Chester County CEO David Byerman highlighted the measurable impact of the County’s collective efforts.“Dolores Colligan and her team deliver conscientious, results-oriented service to Chester County’s most vulnerable populations, and the numbers show meaningful progress,” Byerman said. “We’ve seen a 33 percent decrease in first-time homelessness over the past two years — from 694 individuals in 2022 to 465 in 2024, and the number of people entering emergency shelters has been cut nearly in half over the past five years.

“We continue to prioritize affordable housing development across the county. These achievements reflect our unwavering commitment to ensuring that every adult, child, and senior has a safe and stable place to call home.”

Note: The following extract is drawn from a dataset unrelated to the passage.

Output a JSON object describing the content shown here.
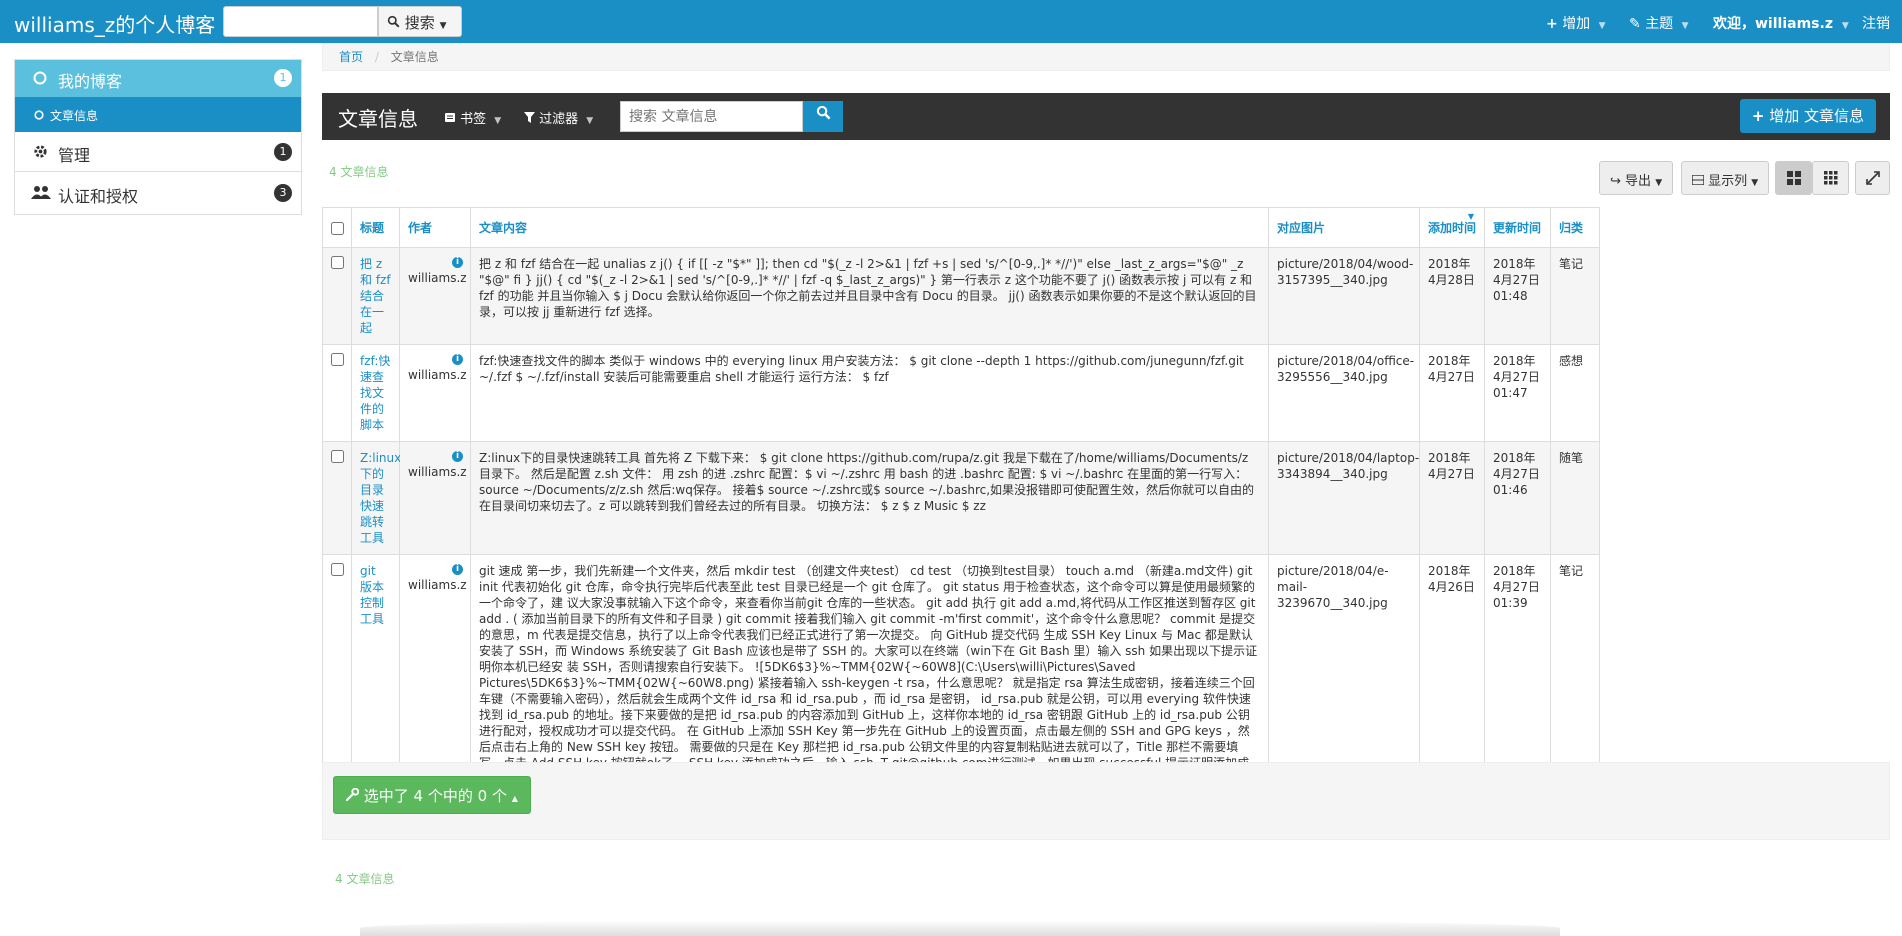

DCD Director Dolores Colligan emphasized the power of collaboration.“We have more than 150 partners and stakeholders working toward the shared goal of ending homelessness,” Colligan noted. “The information they contribute enables us to make data-driven decisions about how resources are allocated and how programs are designed. Without their decade-long collaboration and dedication, the progress we have made would not be possible.”

Built for Zero is an international movement consisting of more than 100 communities committed to ending homelessness in a measurable, equitable, and sustainable way. The initiative supports communities in adopting shared goals, implementing proven methodologies, strengthening local homelessness-response systems, and collaborating across sectors to drive lasting change.